Nova Diretriz Brasileira de Dislipidemias: Entenda as Mudanças nas Metas de Colesterol e Riscos Cardiovasculares
A Sociedade Brasileira de Cardiologia (SBC) atualizou suas recomendações para o controle do colesterol com a publicação da nova diretriz brasileira de dislipidemias em 2025. Essa atualização traz mudanças importantes nas metas de controle, tornando-as mais rígidas, especialmente para pacientes considerados de alto risco cardiovascular. A principal novidade é a introdução de uma nova categoria de risco extremo, que exigirá intervenções terapêuticas mais agressivas e um acompanhamento mais próximo. O objetivo primordial é reduzir a incidência de eventos cardiovasculares graves, como infarto agudo do miocárdio e acidente vascular cerebral (AVC), que ainda representam as principais causas de morbidade e mortalidade no país. A nova diretriz busca alinhar as práticas médicas brasileiras com as tendências internacionais mais recentes na cardiologia preventiva.
Uma das alterações mais relevantes diz respeito aos níveis de LDL-colesterol, frequentemente chamado de ‘colesterol ruim’. Para indivíduos classificados como de risco cardiovascular extremo, que incluem aqueles com doença aterosclerótica estabelecida (como histórico de infarto, AVC ou doença arterial periférica), a meta de LDL-colesterol agora é ainda mais baixa, visando reduzir significativamente a carga de placas de gordura nas artérias. Essa abordagem baseada em risco é fundamental, pois a resposta individual aos tratamentos pode variar, e a estratificação cuidadosa permite uma personalização da conduta médica. A diretriz enfatiza a importância da avaliação completa do perfil lipídico, não se limitando apenas ao LDL, mas considerando também o HDL-colesterol (o ‘bom colesterol’) e os triglicerídeos.
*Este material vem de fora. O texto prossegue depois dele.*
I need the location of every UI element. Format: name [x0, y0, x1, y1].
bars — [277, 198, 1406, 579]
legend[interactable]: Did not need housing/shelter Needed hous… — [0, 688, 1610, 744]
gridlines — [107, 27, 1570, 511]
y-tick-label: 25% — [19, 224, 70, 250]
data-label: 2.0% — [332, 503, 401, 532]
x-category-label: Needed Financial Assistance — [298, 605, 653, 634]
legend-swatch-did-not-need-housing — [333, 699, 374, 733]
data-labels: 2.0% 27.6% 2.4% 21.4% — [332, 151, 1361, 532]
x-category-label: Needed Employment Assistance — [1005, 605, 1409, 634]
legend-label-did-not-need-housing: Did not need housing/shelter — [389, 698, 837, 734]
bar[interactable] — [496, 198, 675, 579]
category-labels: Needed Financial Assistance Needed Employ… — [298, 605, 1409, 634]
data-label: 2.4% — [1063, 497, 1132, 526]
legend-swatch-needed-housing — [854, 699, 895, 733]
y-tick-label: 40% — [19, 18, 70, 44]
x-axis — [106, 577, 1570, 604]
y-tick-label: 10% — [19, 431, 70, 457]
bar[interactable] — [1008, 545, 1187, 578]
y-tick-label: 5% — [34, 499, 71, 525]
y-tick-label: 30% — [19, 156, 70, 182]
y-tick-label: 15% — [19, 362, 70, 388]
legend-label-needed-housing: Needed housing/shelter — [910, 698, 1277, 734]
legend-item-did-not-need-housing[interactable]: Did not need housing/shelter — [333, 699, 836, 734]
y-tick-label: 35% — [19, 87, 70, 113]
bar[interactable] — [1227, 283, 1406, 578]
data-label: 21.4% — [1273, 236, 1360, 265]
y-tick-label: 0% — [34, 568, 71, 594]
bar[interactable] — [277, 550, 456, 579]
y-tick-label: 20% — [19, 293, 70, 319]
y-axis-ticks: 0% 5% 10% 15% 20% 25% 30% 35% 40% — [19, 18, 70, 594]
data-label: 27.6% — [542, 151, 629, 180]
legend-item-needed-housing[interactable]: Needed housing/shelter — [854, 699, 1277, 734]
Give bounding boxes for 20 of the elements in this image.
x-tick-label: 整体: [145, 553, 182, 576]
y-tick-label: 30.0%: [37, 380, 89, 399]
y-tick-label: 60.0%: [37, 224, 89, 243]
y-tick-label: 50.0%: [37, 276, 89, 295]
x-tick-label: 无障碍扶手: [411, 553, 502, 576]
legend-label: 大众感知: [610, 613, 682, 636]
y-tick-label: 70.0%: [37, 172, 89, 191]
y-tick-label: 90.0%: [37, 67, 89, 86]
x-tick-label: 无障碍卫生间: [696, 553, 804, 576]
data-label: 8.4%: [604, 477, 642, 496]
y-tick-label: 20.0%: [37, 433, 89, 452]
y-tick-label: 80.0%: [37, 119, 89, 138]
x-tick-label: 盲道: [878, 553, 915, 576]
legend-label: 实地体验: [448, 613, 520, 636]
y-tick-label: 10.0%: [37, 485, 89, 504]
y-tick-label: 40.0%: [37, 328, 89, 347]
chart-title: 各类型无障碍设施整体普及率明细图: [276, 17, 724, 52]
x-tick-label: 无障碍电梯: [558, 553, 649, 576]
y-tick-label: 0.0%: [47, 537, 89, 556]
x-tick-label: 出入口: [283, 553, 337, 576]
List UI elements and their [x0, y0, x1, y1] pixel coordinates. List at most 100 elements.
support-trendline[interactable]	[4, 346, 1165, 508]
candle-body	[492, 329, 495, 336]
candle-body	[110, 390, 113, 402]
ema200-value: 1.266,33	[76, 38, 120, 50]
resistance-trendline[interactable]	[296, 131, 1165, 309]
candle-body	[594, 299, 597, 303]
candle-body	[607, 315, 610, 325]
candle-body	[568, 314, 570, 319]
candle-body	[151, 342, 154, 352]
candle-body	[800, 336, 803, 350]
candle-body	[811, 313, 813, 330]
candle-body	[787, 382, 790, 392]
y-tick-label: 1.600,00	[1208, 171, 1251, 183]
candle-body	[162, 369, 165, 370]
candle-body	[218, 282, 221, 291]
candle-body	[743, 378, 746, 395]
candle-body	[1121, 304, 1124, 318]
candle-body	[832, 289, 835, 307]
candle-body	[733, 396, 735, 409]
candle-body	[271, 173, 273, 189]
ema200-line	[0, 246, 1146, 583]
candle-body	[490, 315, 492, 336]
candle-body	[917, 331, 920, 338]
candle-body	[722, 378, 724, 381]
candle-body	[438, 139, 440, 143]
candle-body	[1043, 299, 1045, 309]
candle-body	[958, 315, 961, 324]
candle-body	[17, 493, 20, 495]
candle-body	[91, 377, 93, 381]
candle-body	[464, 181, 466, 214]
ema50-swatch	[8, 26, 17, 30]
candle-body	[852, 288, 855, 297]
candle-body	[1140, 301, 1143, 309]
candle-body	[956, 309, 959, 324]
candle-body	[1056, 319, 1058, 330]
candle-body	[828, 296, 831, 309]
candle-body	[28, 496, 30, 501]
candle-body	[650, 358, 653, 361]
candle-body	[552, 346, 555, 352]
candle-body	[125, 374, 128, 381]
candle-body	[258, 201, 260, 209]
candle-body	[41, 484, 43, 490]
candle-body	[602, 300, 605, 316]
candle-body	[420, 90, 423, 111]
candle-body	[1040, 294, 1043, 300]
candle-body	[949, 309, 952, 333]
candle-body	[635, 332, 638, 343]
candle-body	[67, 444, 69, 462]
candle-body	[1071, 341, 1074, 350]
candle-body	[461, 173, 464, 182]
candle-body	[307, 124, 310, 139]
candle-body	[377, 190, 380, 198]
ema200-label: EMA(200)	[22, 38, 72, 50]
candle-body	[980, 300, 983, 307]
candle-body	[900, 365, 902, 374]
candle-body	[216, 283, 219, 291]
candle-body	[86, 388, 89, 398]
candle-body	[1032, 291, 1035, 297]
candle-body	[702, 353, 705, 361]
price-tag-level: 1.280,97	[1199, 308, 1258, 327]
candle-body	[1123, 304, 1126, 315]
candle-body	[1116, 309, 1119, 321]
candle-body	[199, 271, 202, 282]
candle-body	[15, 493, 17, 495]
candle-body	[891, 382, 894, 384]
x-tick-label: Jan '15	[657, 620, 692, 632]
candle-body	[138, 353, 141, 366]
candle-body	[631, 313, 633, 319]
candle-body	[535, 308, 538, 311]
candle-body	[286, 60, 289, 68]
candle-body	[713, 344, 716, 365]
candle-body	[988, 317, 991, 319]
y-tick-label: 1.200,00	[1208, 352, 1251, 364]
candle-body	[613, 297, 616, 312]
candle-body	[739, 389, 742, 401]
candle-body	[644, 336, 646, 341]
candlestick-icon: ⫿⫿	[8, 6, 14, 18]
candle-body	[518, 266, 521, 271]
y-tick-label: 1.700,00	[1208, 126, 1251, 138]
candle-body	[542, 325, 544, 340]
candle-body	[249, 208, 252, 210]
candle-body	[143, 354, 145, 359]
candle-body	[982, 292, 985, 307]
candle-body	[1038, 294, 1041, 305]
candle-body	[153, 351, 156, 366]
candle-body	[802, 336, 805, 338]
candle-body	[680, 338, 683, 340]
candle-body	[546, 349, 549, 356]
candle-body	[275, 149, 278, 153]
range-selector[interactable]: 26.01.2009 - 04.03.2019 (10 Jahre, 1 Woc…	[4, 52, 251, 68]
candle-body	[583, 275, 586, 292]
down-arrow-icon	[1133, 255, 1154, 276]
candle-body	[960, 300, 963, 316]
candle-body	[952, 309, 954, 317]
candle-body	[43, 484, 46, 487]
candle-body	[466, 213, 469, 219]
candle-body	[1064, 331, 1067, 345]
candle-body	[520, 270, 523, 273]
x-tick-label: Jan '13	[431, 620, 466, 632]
A nova orientação também detalha as estratégias farmacológicas e não farmacológicas para o manejo das dislipidemias. Além do uso de estatinas, classes de medicamentos mais potentes e inovadoras, como inibidores da PCSK9, são recomendadas para pacientes que não atingiram as metas com terapias convencionais. Contudo, o acesso a esses tratamentos pode ser um desafio, e as discussões sobre custo-efetividade e incorporação ao sistema de saúde público e suplementar serão cruciais. Paralelamente, a diretriz reforça a importância das mudanças no estilo de vida, como dieta saudável, prática regular de exercícios físicos, controle do peso e cessação do tabagismo, como pilares fundamentais na prevenção primária e secundária das doenças cardiovasculares.
A implementação dessas novas diretrizes exige uma capacitação contínua dos profissionais de saúde e uma conscientização da população sobre a importância do controle do colesterol para a saúde a longo prazo. A medicina preditiva e a medicina personalizada ganham cada vez mais espaço, e a nova diretriz de dislipidemias reflete essa evolução, buscando oferecer um cuidado mais eficaz e individualizado para cada paciente. A adesão ao tratamento e o monitoramento periódico são essenciais para garantir que as novas metas sejam alcançadas e que o risco de eventos cardiovasculares seja minimizado, promovendo uma melhor qualidade de vida e longevidade para os brasileiros.